BILLET n° 176 – SIMOUNET, CAMUS ET DE MAISONSEUL

 

Dans un magnifique petit livre, « Traces écrites », magnifique par l’écriture mais aussi par la présentation, Roland Simounet livre quelques textes d’une sensibilité extrême, des anecdotes écrites avec vivacité, humour et simplicité, notamment celles où il est en compagnie d’Albert Camus. Ce sont les éditions Domens à Pézenas qui ont publié en 1997 ce petit bijou de papier et d’encres noire et rouge, un an après le décès de Roland Simounet. En frontispice, un dessin de lui, « Hommage à Le Corbusier ».

Le livre est clos par une postface de son ami Jean de Maisonseul qu’il dédie à Hamid Bouchaala, étudiant en architecture. De Maisonseul y rend hommage au travail de Simounet. Après avoir étrillé le pastiche en architecture avec le néo-mauresque et les ensembles touristiques de Pouillon, ou les préfabriqués d’origine soviétique et les projets de Niemeyer, et après avoir cité Théodore Monod à propos de l’utopie (« Je suis un utopiste dont les convictions ne se sont pas réalisées »), Jean de Maisonseul écrit : « Cette espérance est le plus haut hommage qui pourrait être rendu à Roland Simounet si son œuvre architecturale, tant celle réalisée en Algérie que celle plus tardive, pouvait porter témoignage auprès de futurs architectes de ce pays des grandes constantes de cet art dont il a su lire les traces inscrites sur le sol. » Puis de Maisonseul cite trois réalisations en Algérie :

-La cité Djenan El-Hassan (1954-1957), qui fut largement publiée dans les revues d’architecture françaises et étrangères, dont j’ai vu la destruction en cours en 2014.

-La nouvelle agglomération de Timgad (1958-1960), dont il ne reste qu’un bâtiment défiguré par des interventions inadaptées.

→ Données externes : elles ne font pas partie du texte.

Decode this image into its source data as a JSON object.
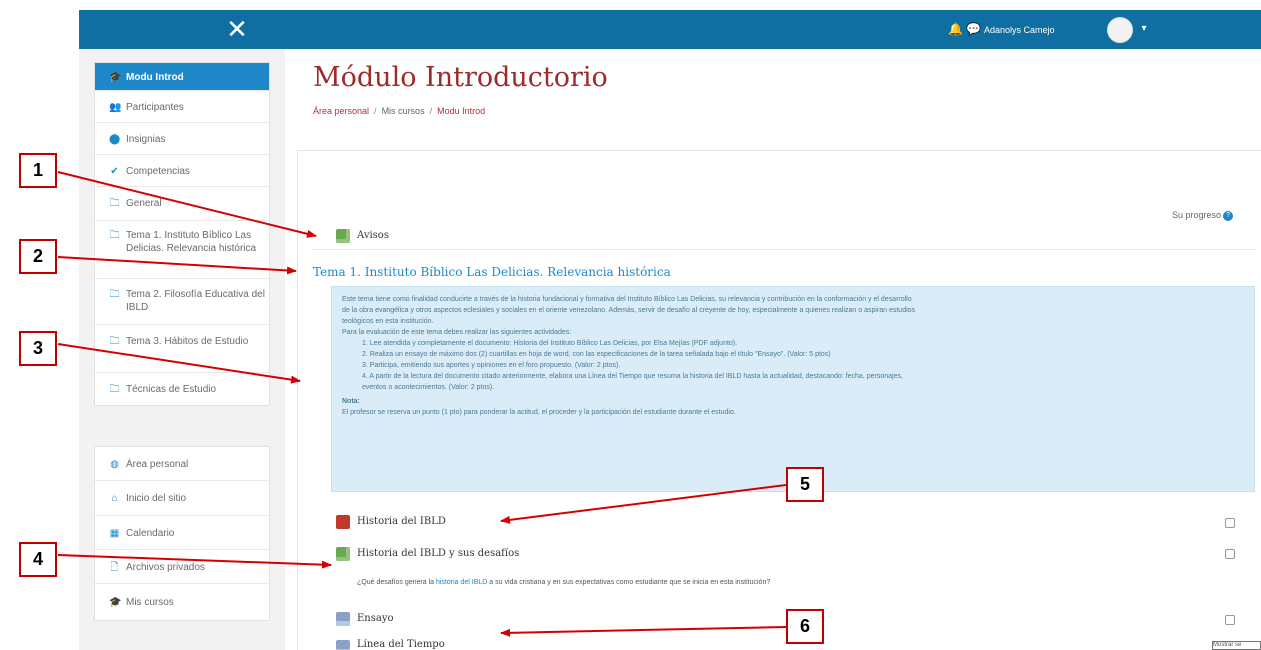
{
  "navbar": {
    "close_glyph": "✕",
    "user_name": "Adanolys Camejo",
    "bell_glyph": "🔔",
    "chat_glyph": "💬",
    "caret_glyph": "▾"
  },
  "nav_primary": [
    {
      "label": "Modu Introd",
      "icon": "graduation-cap-icon",
      "glyph": "🎓"
    },
    {
      "label": "Participantes",
      "icon": "users-icon",
      "glyph": "👥"
    },
    {
      "label": "Insignias",
      "icon": "badge-icon",
      "glyph": "⬤"
    },
    {
      "label": "Competencias",
      "icon": "check-icon",
      "glyph": "✔"
    },
    {
      "label": "General",
      "icon": "folder-icon",
      "glyph": "🗀"
    },
    {
      "label": "Tema 1. Instituto Bíblico Las Delicias. Relevancia histórica",
      "icon": "folder-icon",
      "glyph": "🗀"
    },
    {
      "label": "Tema 2. Filosofía Educativa del IBLD",
      "icon": "folder-icon",
      "glyph": "🗀"
    },
    {
      "label": "Tema 3. Hábitos de Estudio",
      "icon": "folder-icon",
      "glyph": "🗀"
    },
    {
      "label": "Técnicas de Estudio",
      "icon": "folder-icon",
      "glyph": "🗀"
    }
  ],
  "nav_secondary": [
    {
      "label": "Área personal",
      "icon": "dashboard-icon",
      "glyph": "◍"
    },
    {
      "label": "Inicio del sitio",
      "icon": "home-icon",
      "glyph": "⌂"
    },
    {
      "label": "Calendario",
      "icon": "calendar-icon",
      "glyph": "▦"
    },
    {
      "label": "Archivos privados",
      "icon": "file-icon",
      "glyph": "🗋"
    },
    {
      "label": "Mis cursos",
      "icon": "graduation-cap-icon",
      "glyph": "🎓"
    }
  ],
  "page": {
    "title": "Módulo Introductorio",
    "breadcrumb": [
      "Área personal",
      "Mis cursos",
      "Modu Introd"
    ],
    "breadcrumb_sep": "/",
    "progress_label": "Su progreso",
    "help_glyph": "?"
  },
  "section0": {
    "forum_name": "Avisos"
  },
  "section1": {
    "title": "Tema 1. Instituto Bíblico Las Delicias. Relevancia histórica",
    "summary_lines": [
      "Este tema tiene como finalidad conducirte a través de la historia fundacional y formativa del Instituto Bíblico Las Delicias, su relevancia y contribución en la conformación y el desarrollo",
      "de la obra evangélica y otros aspectos eclesiales y sociales en el oriente venezolano. Además, servir de desafío al creyente de hoy, especialmente a quienes realizan o aspiran estudios",
      "teológicos en esta institución.",
      "Para la evaluación de este tema debes realizar las siguientes actividades:",
      "1. Lee atendida y completamente el documento: Historia del Instituto Bíblico Las Delicias, por Elsa Mejías (PDF adjunto).",
      "2. Realiza un ensayo de máximo dos (2) cuartillas en hoja de word, con las especificaciones de la tarea señalada bajo el título \"Ensayo\". (Valor: 5 ptos)",
      "3. Participa, emitiendo sus aportes y opiniones en el foro propuesto. (Valor: 2 ptos).",
      "4. A partir de la lectura del documento citado anteriormente, elabora una Línea del Tiempo que resuma la historia del IBLD hasta la actualidad, destacando: fecha, personajes,",
      "eventos o acontecimientos. (Valor: 2 ptos).",
      "Nota:",
      "El profesor se reserva un punto (1 pto) para ponderar la actitud, el proceder y la participación del estudiante durante el estudio."
    ],
    "activities": [
      {
        "name": "Historia del IBLD",
        "type": "pdf-icon"
      },
      {
        "name": "Historia del IBLD y sus desafíos",
        "type": "forum-icon"
      },
      {
        "name": "Ensayo",
        "type": "assign-icon"
      },
      {
        "name": "Línea del Tiempo",
        "type": "assign-icon"
      }
    ],
    "forum_description": {
      "before": "¿Qué desafíos genera la ",
      "link": "historia del IBLD",
      "after": " a su vida cristiana y en sus expectativas como estudiante que se inicia en esta institución?"
    }
  },
  "tooltip": "Mostrar se",
  "callouts": [
    "1",
    "2",
    "3",
    "4",
    "5",
    "6"
  ],
  "colors": {
    "navbar": "#0f6fa3",
    "active_nav": "#1e88c8",
    "title": "#9f2a2a",
    "callout_border": "#c00000",
    "arrow": "#d40000"
  }
}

-La maison Bernou (1956-1957), située à El-Biar, « chef-d’œuvre de tradition et de modernité » selon les mots de Jean de Maisonseul, là je n’en connais pas sa destinée et son état aujourd’hui.

 

Au moins deux de ces architectures, qui auraient pu « porter témoignage auprès de futurs architectes de ce pays des grandes constantes de cet art dont (Roland Simounet) a su lire les traces inscrites sur le sol », ne sont plus aujourd’hui. Quand ce ne sont pas les éléments, comme l’anéantissement du magnifique travail de Jean Bossu à Orléansville, c’est la main de l’homme qui détruit les meilleurs exemples d’architectes qui ont « su lire les traces inscrites sur le sol ».

C’est par une note d’humour, et peut-être d’optimisme, que je veux terminer ce billet, avec cette croustillante anecdote toujours tirée de « Traces écrites » de Roland Simounet. Partis d’Alger à plusieurs dans une Traction-avant pour rejoindre Orléansville alors en reconstruction après le tremblement de terre de 1954, la bonne humeur régnait dans l’auto où avait pris place également une jeune fille qui allait retrouver son ami qui travaillait avec l’équipe de jeunes architectes engagée pour la reconstruction. Après quelques chants, dont « Le Gorille » entonné par la demoiselle à la stupéfaction de tous, « vint le moment où chacun devait faire savoir son vocabulaire dans la langue de Cagayous[1]. Le jeu était de proposer, un nom, une situation, et de décliner toutes les variantes possibles. On parlait d’injures – je passe sur les grossières : la mort de tes bises, les os de tes morts, tchoutcho, bazouk ou caisse de mort… De bagarres : drobzer, recevoir une calbotte, gonfler l’autre, lui donner sa mère, manger des coups ou se tenir l’aubergine… ou encore du comportement : un louette, un dégourdi, un embrouilloun, un caouette… Quand vint mon tour je choisi de comparer quelques mots exprimant les rapports entre jeunes gens et jeunes filles. Il se disait : fréquenter, faire fiancé, rombiner, faire caprice et enfin une expression plus rare « se parler » : depuis quand y parle avec la fille… Camus me laissa à peine terminer ma phrase et d’une réplique cinglante et narquoise me dit : « Surtout que chez nous on parle avec les mains ». J’en « restai axe » » termine Simounet dans un parlé Cagayous.  

Vincent du Chazaud

Le 17 décembre 2023

 

 

[1] Cagayous, chenapan de Bablouete (Bab-el-Oued), est un personnage inventé par Auguste Robinet ; il parle le pataouète, langage imagé des pieds-noirs mêlant français, catalan, espagnol, italien, arabe voire kabyle…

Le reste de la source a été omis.